Supreme Court's Epic Systems Ruling Continues to Limit Class Actions

Author: David B. Weisenfeld, XpertHR Legal Editor

August 17, 2018

The US Supreme Court's May ruling in Epic Systems v. Lewis, that companies may compel their employees to arbitrate workplace disputes individually rather than as part of a class action, is already having a host of implicati ons on other cases.

For instance, earlier this month a federal court in Denver blocked nearly 3,000 Chipotle workers who signed mandatory arbitration agreements from joining a collective Fair Labor Standards Act (FLSA) lawsuit against the restaurant chain.

In upholding the arbitration agreements, US District Judge John Kane ruled that the agreements were enforceable even if the employees did not specifically recall signing them. The court ruled that the agreement was available to the employees during the onboarding process, and that they had seven days to review it.

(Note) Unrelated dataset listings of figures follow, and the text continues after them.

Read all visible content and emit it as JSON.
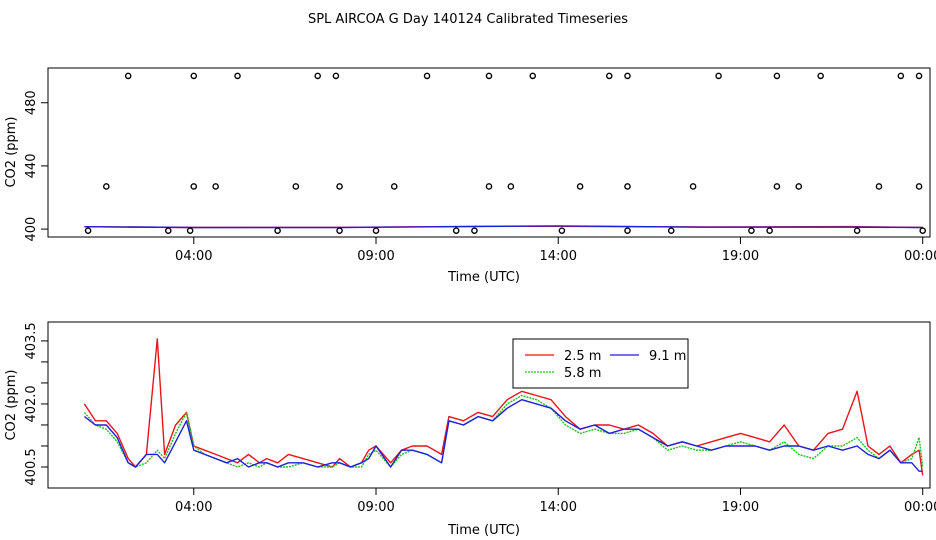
{
  "page": {
    "title": "SPL AIRCOA G  Day 140124  Calibrated Timeseries"
  },
  "colors": {
    "s25": "#e8141a",
    "s58": "#1ebf1e",
    "s91": "#1f1fd9",
    "axis": "#000000"
  },
  "chart_data": [
    {
      "type": "scatter+line",
      "title": "",
      "xlabel": "Time (UTC)",
      "ylabel": "CO2 (ppm)",
      "xlim": [
        0.0,
        24.2
      ],
      "ylim": [
        395,
        502
      ],
      "xticks": [
        {
          "value": 4,
          "label": "04:00"
        },
        {
          "value": 9,
          "label": "09:00"
        },
        {
          "value": 14,
          "label": "14:00"
        },
        {
          "value": 19,
          "label": "19:00"
        },
        {
          "value": 24,
          "label": "00:00"
        }
      ],
      "yticks": [
        {
          "value": 400,
          "label": "400"
        },
        {
          "value": 440,
          "label": "440"
        },
        {
          "value": 480,
          "label": "480"
        }
      ],
      "points": {
        "name": "flagged/cal samples",
        "x": [
          2.2,
          4.0,
          5.2,
          7.4,
          7.9,
          10.4,
          12.1,
          13.3,
          15.4,
          15.9,
          18.4,
          20.0,
          21.2,
          23.4,
          23.9,
          1.6,
          4.0,
          4.6,
          6.8,
          8.0,
          9.5,
          12.1,
          12.7,
          14.6,
          15.9,
          17.7,
          20.0,
          20.6,
          22.8,
          23.9,
          1.1,
          3.3,
          3.9,
          6.3,
          8.0,
          9.0,
          11.2,
          11.7,
          14.1,
          15.9,
          17.1,
          19.3,
          19.8,
          22.2,
          24.0
        ],
        "y": [
          497,
          497,
          497,
          497,
          497,
          497,
          497,
          497,
          497,
          497,
          497,
          497,
          497,
          497,
          497,
          427,
          427,
          427,
          427,
          427,
          427,
          427,
          427,
          427,
          427,
          427,
          427,
          427,
          427,
          427,
          399,
          399,
          399,
          399,
          399,
          399,
          399,
          399,
          399,
          399,
          399,
          399,
          399,
          399,
          399
        ]
      },
      "series": [
        {
          "name": "2.5 m",
          "color": "#e8141a",
          "x": [
            1,
            4,
            8,
            12,
            14,
            18,
            22,
            24
          ],
          "values": [
            401.5,
            401.0,
            401.1,
            401.8,
            401.8,
            401.3,
            401.6,
            401.0
          ]
        },
        {
          "name": "9.1 m",
          "color": "#1f1fd9",
          "x": [
            1,
            4,
            8,
            12,
            14,
            18,
            22,
            24
          ],
          "values": [
            401.5,
            401.0,
            401.0,
            401.7,
            402.0,
            401.2,
            401.2,
            401.0
          ]
        }
      ]
    },
    {
      "type": "line",
      "title": "",
      "xlabel": "Time (UTC)",
      "ylabel": "CO2 (ppm)",
      "xlim": [
        0.0,
        24.2
      ],
      "ylim": [
        400.0,
        403.95
      ],
      "xticks": [
        {
          "value": 4,
          "label": "04:00"
        },
        {
          "value": 9,
          "label": "09:00"
        },
        {
          "value": 14,
          "label": "14:00"
        },
        {
          "value": 19,
          "label": "19:00"
        },
        {
          "value": 24,
          "label": "00:00"
        }
      ],
      "yticks": [
        {
          "value": 400.5,
          "label": "400.5"
        },
        {
          "value": 401.0,
          "label": ""
        },
        {
          "value": 401.5,
          "label": ""
        },
        {
          "value": 402.0,
          "label": "402.0"
        },
        {
          "value": 402.5,
          "label": ""
        },
        {
          "value": 403.0,
          "label": ""
        },
        {
          "value": 403.5,
          "label": "403.5"
        }
      ],
      "legend": {
        "position": "top-center",
        "entries": [
          {
            "name": "2.5 m",
            "color": "#e8141a"
          },
          {
            "name": "9.1 m",
            "color": "#1f1fd9"
          },
          {
            "name": "5.8 m",
            "color": "#1ebf1e"
          }
        ]
      },
      "series": [
        {
          "name": "2.5 m",
          "color": "#e8141a",
          "x": [
            1.0,
            1.3,
            1.6,
            1.9,
            2.2,
            2.4,
            2.7,
            3.0,
            3.2,
            3.5,
            3.8,
            4.0,
            4.3,
            4.6,
            4.9,
            5.2,
            5.5,
            5.8,
            6.0,
            6.3,
            6.6,
            7.0,
            7.4,
            7.8,
            8.0,
            8.3,
            8.6,
            8.8,
            9.0,
            9.4,
            9.7,
            10.0,
            10.4,
            10.8,
            11.0,
            11.4,
            11.8,
            12.2,
            12.6,
            13.0,
            13.4,
            13.8,
            14.2,
            14.6,
            15.0,
            15.4,
            15.8,
            16.2,
            16.6,
            17.0,
            17.4,
            17.8,
            18.2,
            18.6,
            19.0,
            19.4,
            19.8,
            20.2,
            20.6,
            21.0,
            21.4,
            21.8,
            22.2,
            22.5,
            22.8,
            23.1,
            23.4,
            23.7,
            23.9,
            24.0
          ],
          "values": [
            402.0,
            401.6,
            401.6,
            401.3,
            400.7,
            400.5,
            400.8,
            403.55,
            400.8,
            401.5,
            401.8,
            401.0,
            400.9,
            400.8,
            400.7,
            400.6,
            400.8,
            400.6,
            400.7,
            400.6,
            400.8,
            400.7,
            400.6,
            400.5,
            400.7,
            400.5,
            400.6,
            400.9,
            401.0,
            400.6,
            400.9,
            401.0,
            401.0,
            400.8,
            401.7,
            401.6,
            401.8,
            401.7,
            402.1,
            402.3,
            402.2,
            402.1,
            401.7,
            401.4,
            401.5,
            401.5,
            401.4,
            401.5,
            401.3,
            401.0,
            401.1,
            401.0,
            401.1,
            401.2,
            401.3,
            401.2,
            401.1,
            401.5,
            401.0,
            400.9,
            401.3,
            401.4,
            402.3,
            401.0,
            400.8,
            401.0,
            400.6,
            400.8,
            400.9,
            400.3
          ]
        },
        {
          "name": "5.8 m",
          "color": "#1ebf1e",
          "x": [
            1.0,
            1.3,
            1.6,
            1.9,
            2.2,
            2.4,
            2.7,
            3.0,
            3.2,
            3.5,
            3.8,
            4.0,
            4.3,
            4.6,
            4.9,
            5.2,
            5.5,
            5.8,
            6.0,
            6.3,
            6.6,
            7.0,
            7.4,
            7.8,
            8.0,
            8.3,
            8.6,
            8.8,
            9.0,
            9.4,
            9.7,
            10.0,
            10.4,
            10.8,
            11.0,
            11.4,
            11.8,
            12.2,
            12.6,
            13.0,
            13.4,
            13.8,
            14.2,
            14.6,
            15.0,
            15.4,
            15.8,
            16.2,
            16.6,
            17.0,
            17.4,
            17.8,
            18.2,
            18.6,
            19.0,
            19.4,
            19.8,
            20.2,
            20.6,
            21.0,
            21.4,
            21.8,
            22.2,
            22.5,
            22.8,
            23.1,
            23.4,
            23.7,
            23.9,
            24.0
          ],
          "values": [
            401.8,
            401.5,
            401.4,
            401.1,
            400.6,
            400.5,
            400.6,
            400.9,
            400.7,
            401.3,
            401.8,
            401.0,
            400.8,
            400.7,
            400.6,
            400.5,
            400.6,
            400.5,
            400.6,
            400.5,
            400.5,
            400.6,
            400.5,
            400.5,
            400.6,
            400.5,
            400.5,
            400.8,
            400.9,
            400.5,
            400.8,
            400.9,
            400.8,
            400.6,
            401.6,
            401.5,
            401.7,
            401.6,
            402.0,
            402.2,
            402.1,
            401.9,
            401.5,
            401.3,
            401.4,
            401.3,
            401.3,
            401.4,
            401.2,
            400.9,
            401.0,
            400.9,
            400.9,
            401.0,
            401.1,
            401.0,
            400.9,
            401.1,
            400.8,
            400.7,
            401.0,
            401.0,
            401.2,
            400.9,
            400.7,
            400.9,
            400.6,
            400.7,
            401.2,
            400.5
          ]
        },
        {
          "name": "9.1 m",
          "color": "#1f1fd9",
          "x": [
            1.0,
            1.3,
            1.6,
            1.9,
            2.2,
            2.4,
            2.7,
            3.0,
            3.2,
            3.5,
            3.8,
            4.0,
            4.3,
            4.6,
            4.9,
            5.2,
            5.5,
            5.8,
            6.0,
            6.3,
            6.6,
            7.0,
            7.4,
            7.8,
            8.0,
            8.3,
            8.6,
            8.8,
            9.0,
            9.4,
            9.7,
            10.0,
            10.4,
            10.8,
            11.0,
            11.4,
            11.8,
            12.2,
            12.6,
            13.0,
            13.4,
            13.8,
            14.2,
            14.6,
            15.0,
            15.4,
            15.8,
            16.2,
            16.6,
            17.0,
            17.4,
            17.8,
            18.2,
            18.6,
            19.0,
            19.4,
            19.8,
            20.2,
            20.6,
            21.0,
            21.4,
            21.8,
            22.2,
            22.5,
            22.8,
            23.1,
            23.4,
            23.7,
            23.9,
            24.0
          ],
          "values": [
            401.7,
            401.5,
            401.5,
            401.2,
            400.6,
            400.5,
            400.8,
            400.8,
            400.6,
            401.1,
            401.6,
            400.9,
            400.8,
            400.7,
            400.6,
            400.7,
            400.5,
            400.6,
            400.6,
            400.5,
            400.6,
            400.6,
            400.5,
            400.6,
            400.6,
            400.5,
            400.6,
            400.7,
            401.0,
            400.5,
            400.9,
            400.9,
            400.8,
            400.6,
            401.6,
            401.5,
            401.7,
            401.6,
            401.9,
            402.1,
            402.0,
            401.9,
            401.6,
            401.4,
            401.5,
            401.3,
            401.4,
            401.4,
            401.2,
            401.0,
            401.1,
            401.0,
            400.9,
            401.0,
            401.0,
            401.0,
            400.9,
            401.0,
            401.0,
            400.9,
            401.0,
            400.9,
            401.0,
            400.8,
            400.7,
            400.9,
            400.6,
            400.6,
            400.4,
            400.4
          ]
        }
      ]
    }
  ]
}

The employees had argued that Chipotle's use of an electronic link to a digital version of the arbitration agreement accessible within its onboarding system was comparable to "hiding the agreement in fine print." But in rejecting that argument, the court explained, "Unlike 'fine print' that makes an arbitration agreement nearly impossible to read, the Arbitration Agreement here was written in standard font and clearly labeled as 'Agreement to Arbitrate.'"

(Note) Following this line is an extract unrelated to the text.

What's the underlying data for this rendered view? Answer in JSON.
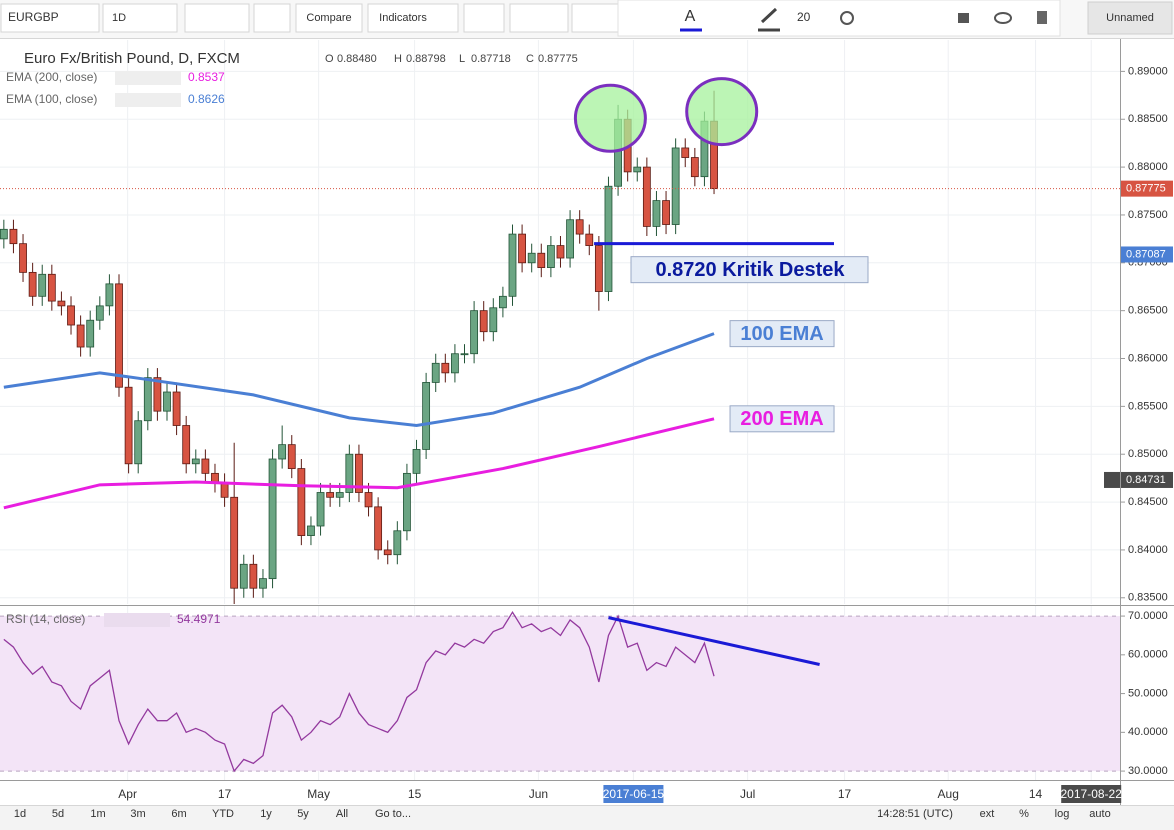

6th Circuit Joins the Fray

The Cincinnati, Ohio-based 6th Circuit Court of Appeals ruled along similar lines on August 15, in Gaffers v. Kelly Services, Inc., finding that the FLSA does not bar agreements stating that individual arbitration is the only permissible forum for employment claims. The decision reversed a lower court's holding in favor of the employees.

The workers had complained that the outsourcing and consulting firm Kelly Services did not pay them overtime for time they spent logging on and off their work computers. And, although they won conditional certification of their class, the 6th Circuit panel concluded that the FLSA does not require the employees to vindicate their rights in a collective action, nor does it contain any provision that would invalidate arbitration agreements requiring one-on-one arbitration.

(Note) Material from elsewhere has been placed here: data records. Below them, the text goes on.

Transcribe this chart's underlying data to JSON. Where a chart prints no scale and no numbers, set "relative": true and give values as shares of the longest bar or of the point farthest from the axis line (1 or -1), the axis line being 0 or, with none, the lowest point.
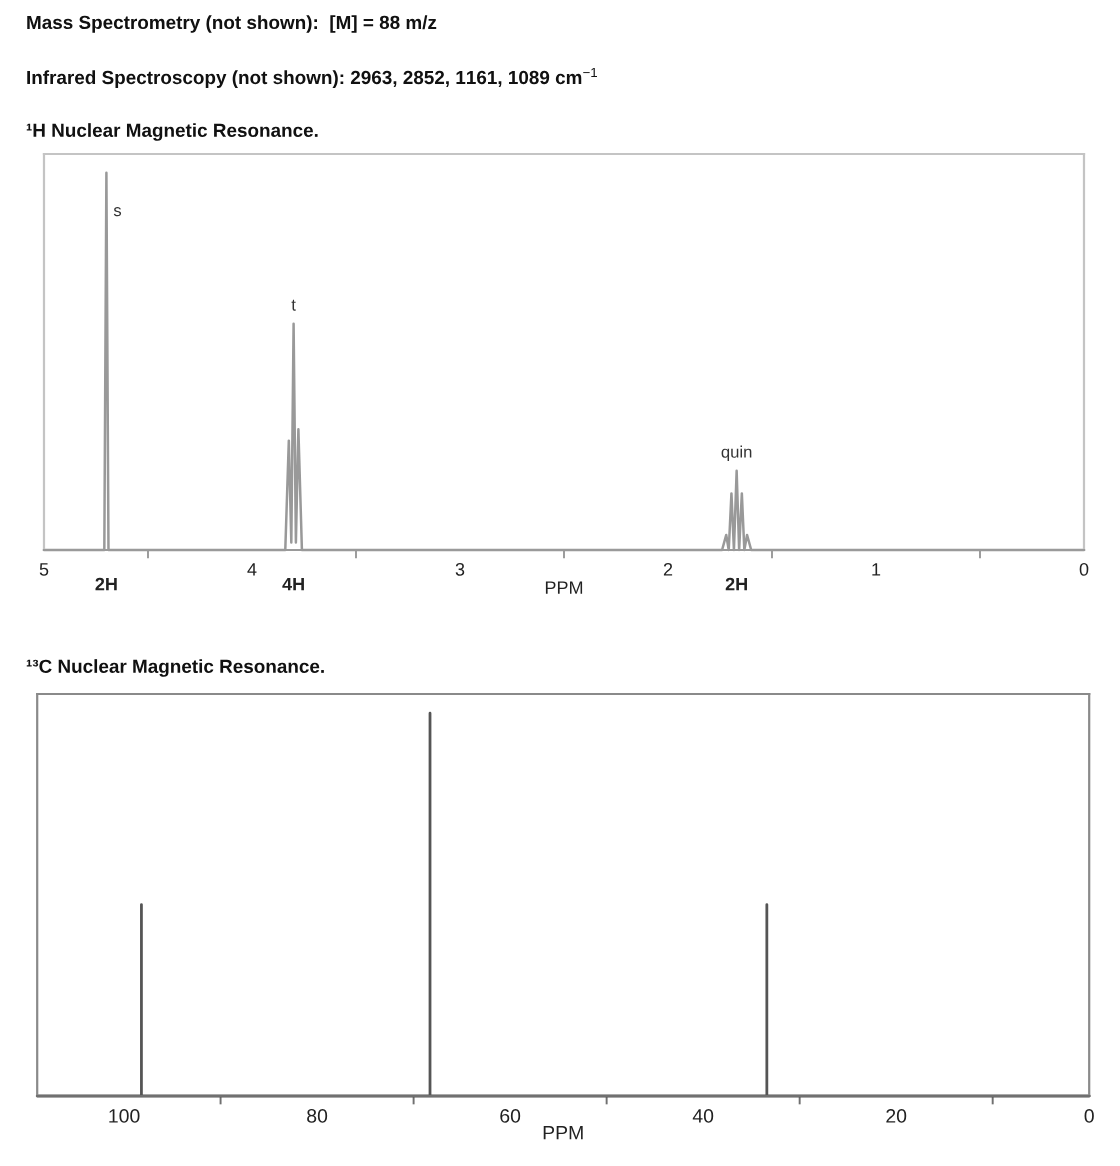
{
  "chart_data": [
    {
      "type": "other",
      "annotations": [
        "Mass Spectrometry (not shown):  [M] = 88 m/z",
        "Infrared Spectroscopy (not shown): 2963, 2852, 1161, 1089 cm$^{−1}$"
      ]
    },
    {
      "type": "line",
      "title": "¹H Nuclear Magnetic Resonance.",
      "xlabel": "PPM",
      "relative": true,
      "xlim": [
        5,
        0
      ],
      "xticks": [
        5,
        {
          "value": 4.5,
          "label": null
        },
        4,
        {
          "value": 3.5,
          "label": null
        },
        3,
        {
          "value": 2.5,
          "label": null
        },
        2,
        {
          "value": 1.5,
          "label": null
        },
        1,
        {
          "value": 0.5,
          "label": null
        },
        0
      ],
      "series": [
        {
          "color": "#999999",
          "x": [
            5,
            4.71,
            4.7,
            4.69,
            3.84,
            3.823,
            3.811,
            3.8,
            3.789,
            3.777,
            3.76,
            1.74,
            1.72,
            1.708,
            1.695,
            1.683,
            1.67,
            1.658,
            1.645,
            1.633,
            1.62,
            1.6,
            0
          ],
          "values": [
            0,
            0,
            1,
            0,
            0,
            0.29,
            0.02,
            0.6,
            0.02,
            0.32,
            0,
            0,
            0.04,
            0,
            0.15,
            0,
            0.21,
            0,
            0.15,
            0,
            0.04,
            0,
            0
          ]
        }
      ],
      "annotations": [
        {
          "text": "s",
          "x": 4.7,
          "y": 1
        },
        {
          "text": "t",
          "x": 3.8,
          "y": 0.6
        },
        {
          "text": "quin",
          "x": 1.67,
          "y": 0.21
        },
        "2H",
        "4H",
        "2H"
      ]
    },
    {
      "type": "line",
      "title": "¹³C Nuclear Magnetic Resonance.",
      "xlabel": "PPM",
      "relative": true,
      "xlim": [
        109,
        0
      ],
      "xticks": [
        100,
        {
          "value": 90,
          "label": null
        },
        80,
        {
          "value": 70,
          "label": null
        },
        60,
        {
          "value": 50,
          "label": null
        },
        40,
        {
          "value": 30,
          "label": null
        },
        20,
        {
          "value": 10,
          "label": null
        },
        0
      ],
      "series": [
        {
          "color": "#555555",
          "x": [
            109,
            98.2,
            98.2,
            98.2,
            68.3,
            68.3,
            68.3,
            33.4,
            33.4,
            33.4,
            0
          ],
          "values": [
            0,
            0,
            0.5,
            0,
            0,
            1,
            0,
            0,
            0.5,
            0,
            0
          ]
        }
      ]
    }
  ]
}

The Supreme Court's Epic Systems ruling involved claims brought under the National Labor Relations Act (NLRA) that employment arbitration agreements were illegal because they denied employees the right to engage in "concerted activities" for their mutual aid and protection since they were prohibited from arbitrating collectively.

But the Court held that while the NLRA safeguards employees' rights to organize unions and bargain collectively, it says nothing about how judges and arbitrators must try legal disputes.

In a recent XpertHR webinar, Proskauer Rose employment attorney Anthony Oncidi predicted that the Supreme Court's pronouncement would extend well beyond the NLRA into all sorts of employment disputes. The 6th Circuit's ruling proves as much, as it applies Epic Systems in the FLSA context.